Levin wants to expand his TMZ franchise into sports. It would be a first in the United States but Levin is far behind the Brits and Fleet Street in terms of spewing the sports gossip. Footballer (soccer) star Georgie Best was a darling of the London tabloids for his lifestyle.



Meanwhile the PGA officials have to be wondering about the tour's financial future with Tiger Woods not playing well and the whole Levin pushed narrative about Tiger and his ex-wife. Levin's gang of "journalists" got the story into the public but what should have been a private matter may do some significant damage to the Tour and may harm some people who depend on money raised by the Tour and given to charities.



If Tiger Woods continues to slump and is not in contention for a Sunday victory in any tournament that he has entered, television ratings will slide as Tiger brings eyeballs in front of the TV to watch golf. Redstone and CBS along with Immelt's NBC might and Brian Roberts' (Comcast) Golf Channel decide the Tour is not worth the investment as the networks have deals in place until 2012 that pays the PGA $255 million. Roberts, of course, will run NBC if everyone signs off on the Comcast-NBCUniversal agreement which would give Comcast NBC and the Peacock Network's cable networks which include USA, msnbc and CNBC.



Tiger Woods has already lost endorsements.

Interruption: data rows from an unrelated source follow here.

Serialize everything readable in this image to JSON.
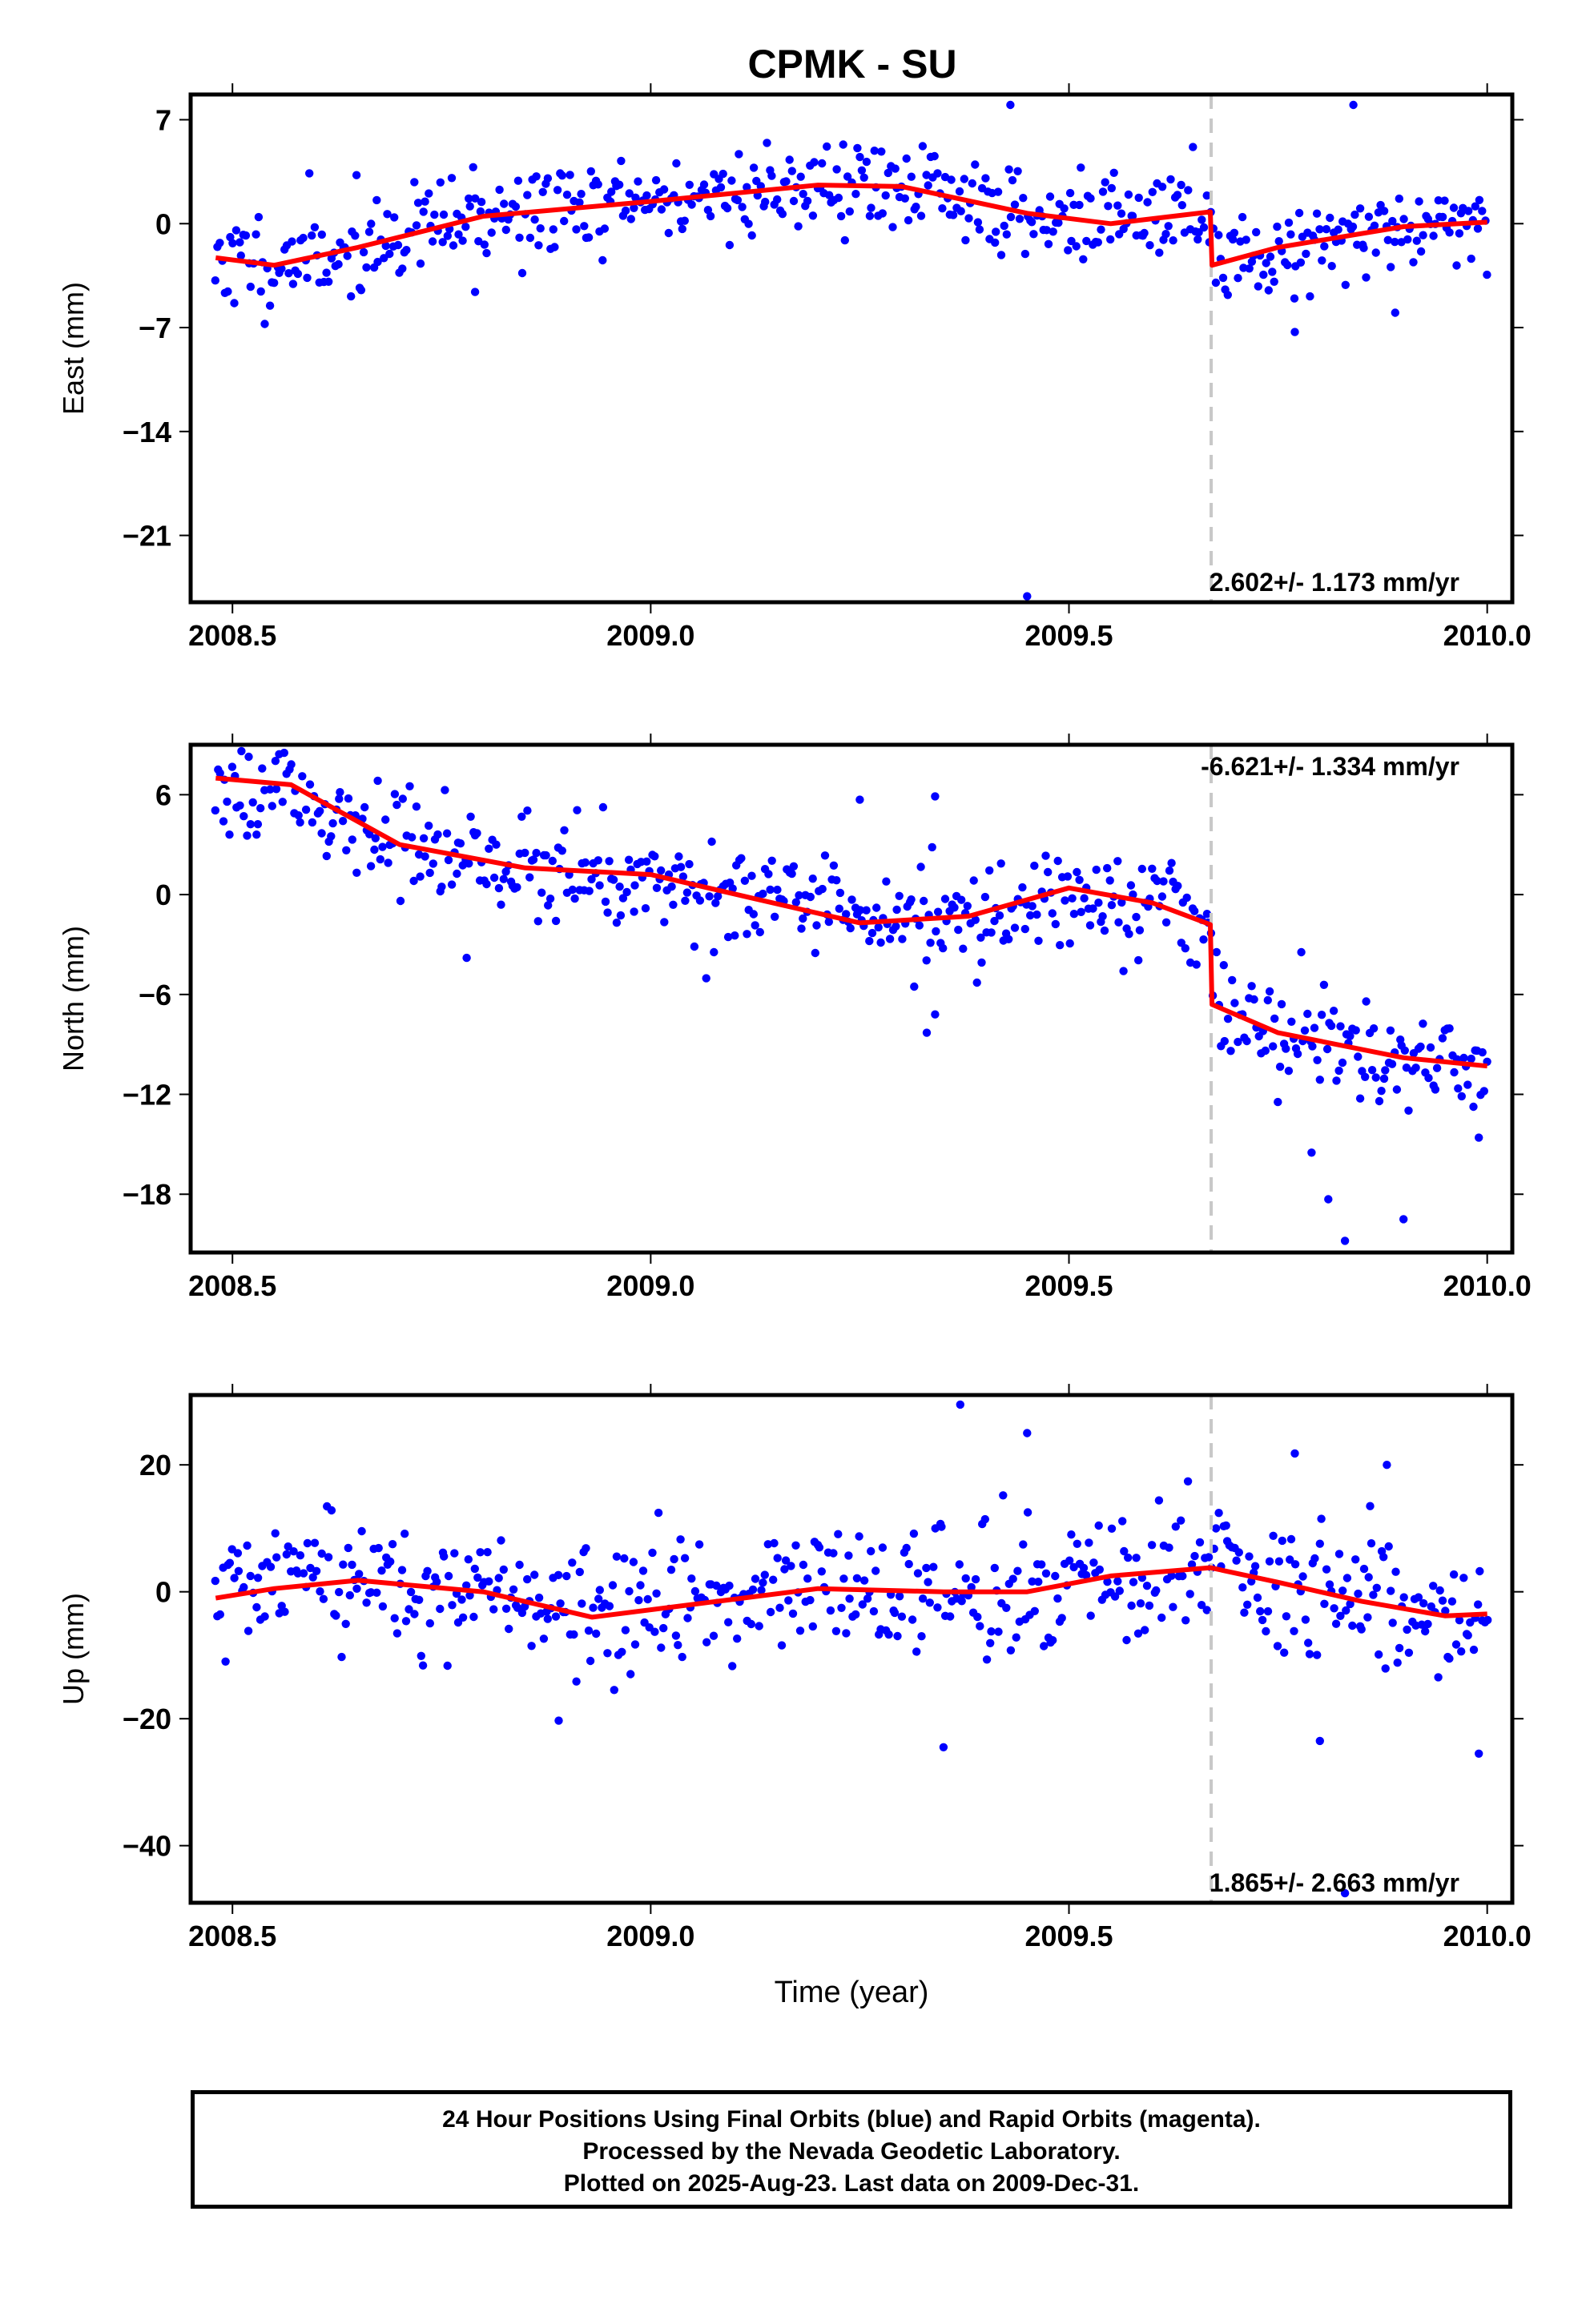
{
  "page_title": "CPMK - SU",
  "footer": {
    "line1": "24 Hour Positions Using Final Orbits (blue) and Rapid Orbits (magenta).",
    "line2": "Processed by the Nevada Geodetic Laboratory.",
    "line3": "Plotted on 2025-Aug-23. Last data on 2009-Dec-31."
  },
  "colors": {
    "points": "#0000ff",
    "model": "#ff0000",
    "event_line": "#c8c8c8"
  },
  "event_epoch": 2009.67,
  "chart_data": [
    {
      "type": "scatter",
      "ylabel": "East (mm)",
      "xlabel": "",
      "xlim": [
        2008.45,
        2010.03
      ],
      "ylim": [
        -25.5,
        8.7
      ],
      "xticks": [
        "2008.5",
        "2009.0",
        "2009.5",
        "2010.0"
      ],
      "xtick_values": [
        2008.5,
        2009.0,
        2009.5,
        2010.0
      ],
      "yticks": [
        "7",
        "0",
        "-7",
        "-14",
        "-21"
      ],
      "ytick_values": [
        7,
        0,
        -7,
        -14,
        -21
      ],
      "rate_label": "2.602+/- 1.173 mm/yr",
      "rate_position": "bottom-right",
      "model": {
        "x": [
          2008.48,
          2008.55,
          2008.65,
          2008.8,
          2009.0,
          2009.2,
          2009.3,
          2009.45,
          2009.55,
          2009.669,
          2009.671,
          2009.75,
          2009.9,
          2010.0
        ],
        "y": [
          -2.3,
          -2.8,
          -1.6,
          0.5,
          1.5,
          2.6,
          2.5,
          0.7,
          0.0,
          0.8,
          -2.8,
          -1.6,
          -0.2,
          0.1
        ]
      },
      "scatter_params": {
        "seed": 11,
        "noise": 1.6,
        "outliers": [
          [
            2009.45,
            -25.1
          ],
          [
            2009.43,
            8.0
          ],
          [
            2009.84,
            8.0
          ],
          [
            2009.77,
            -7.3
          ],
          [
            2008.79,
            -4.6
          ],
          [
            2009.89,
            -6.0
          ]
        ]
      }
    },
    {
      "type": "scatter",
      "ylabel": "North (mm)",
      "xlabel": "",
      "xlim": [
        2008.45,
        2010.03
      ],
      "ylim": [
        -21.5,
        9.0
      ],
      "xticks": [
        "2008.5",
        "2009.0",
        "2009.5",
        "2010.0"
      ],
      "xtick_values": [
        2008.5,
        2009.0,
        2009.5,
        2010.0
      ],
      "yticks": [
        "6",
        "0",
        "-6",
        "-12",
        "-18"
      ],
      "ytick_values": [
        6,
        0,
        -6,
        -12,
        -18
      ],
      "rate_label": "-6.621+/- 1.334 mm/yr",
      "rate_position": "top-right",
      "model": {
        "x": [
          2008.48,
          2008.57,
          2008.7,
          2008.85,
          2009.0,
          2009.12,
          2009.25,
          2009.38,
          2009.5,
          2009.6,
          2009.669,
          2009.671,
          2009.75,
          2009.9,
          2010.0
        ],
        "y": [
          7.0,
          6.6,
          3.0,
          1.6,
          1.2,
          -0.2,
          -1.7,
          -1.3,
          0.4,
          -0.5,
          -1.8,
          -6.6,
          -8.3,
          -9.8,
          -10.3
        ]
      },
      "scatter_params": {
        "seed": 23,
        "noise": 1.5,
        "outliers": [
          [
            2009.33,
            -8.3
          ],
          [
            2009.34,
            -7.2
          ],
          [
            2009.83,
            -20.8
          ],
          [
            2009.9,
            -19.5
          ],
          [
            2009.81,
            -18.3
          ],
          [
            2009.79,
            -15.5
          ],
          [
            2009.99,
            -14.6
          ],
          [
            2008.78,
            -3.8
          ],
          [
            2009.25,
            5.7
          ],
          [
            2009.34,
            5.9
          ]
        ]
      }
    },
    {
      "type": "scatter",
      "ylabel": "Up (mm)",
      "xlabel": "Time (year)",
      "xlim": [
        2008.45,
        2010.03
      ],
      "ylim": [
        -49,
        31
      ],
      "xticks": [
        "2008.5",
        "2009.0",
        "2009.5",
        "2010.0"
      ],
      "xtick_values": [
        2008.5,
        2009.0,
        2009.5,
        2010.0
      ],
      "yticks": [
        "20",
        "0",
        "-20",
        "-40"
      ],
      "ytick_values": [
        20,
        0,
        -20,
        -40
      ],
      "rate_label": "1.865+/- 2.663 mm/yr",
      "rate_position": "bottom-right",
      "model": {
        "x": [
          2008.48,
          2008.55,
          2008.65,
          2008.8,
          2008.93,
          2009.05,
          2009.2,
          2009.35,
          2009.45,
          2009.55,
          2009.669,
          2009.75,
          2009.85,
          2009.95,
          2010.0
        ],
        "y": [
          -1.0,
          0.5,
          1.8,
          0.0,
          -4.0,
          -2.0,
          0.5,
          0.0,
          0.0,
          2.5,
          3.8,
          1.5,
          -1.5,
          -3.8,
          -3.5
        ]
      },
      "scatter_params": {
        "seed": 37,
        "noise": 5.0,
        "outliers": [
          [
            2009.37,
            29.5
          ],
          [
            2009.45,
            25.0
          ],
          [
            2009.77,
            21.8
          ],
          [
            2009.88,
            20.0
          ],
          [
            2009.35,
            -24.5
          ],
          [
            2009.99,
            -25.5
          ],
          [
            2009.83,
            -47.5
          ],
          [
            2008.89,
            -20.3
          ],
          [
            2009.8,
            -23.5
          ],
          [
            2009.86,
            13.5
          ]
        ]
      }
    }
  ]
}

The PGA could also lose endorsements if people turn away from golf because Tiger isn't playing well and some of those marketing partners may walk away from sponsoring tournaments which could mean that the PGA drops some events. The PGA gives a portion of the revenues from each tournament to charities, it is unlikely Levin's TMZ or his partners Time Warner or Murdoch will make up the charitable contributions.



At the end of the day, Tiger Woods has to take responsibility for his actions but that should have been a private matter. The sports bar on the ship went on with life after the TV banks had Tiger’s talk, there were other games and highlights and there were patrons who sat watching the screen with their drinks in hand. The old Tiger, the pre-November 2009 Tiger showed up on Thursday but it was the post Harvey Levin and TMZ Tiger that came to Paramus on Friday. One day Tiger will become yesterday's news and some other poor and unfortunate fellow or girl will be ensnared by Levin and his ilk. Don Henley's lyrics in his October 1982 song Dirty Laundry are as current and spot on today as they were in 1982 except there are more places where Dirty Laundry shows up then in 1982 as Tiger Woods could have told reporters on Thursday in Paramus.



Henley complained that "Crap is King". So far Tiger has refrained from singing "Dirty Laundry" but dirty laundry is being presented everyday as fact all you have to do is turn on the AM radio dial or flip on cable TV news and it is there in gross tonnage.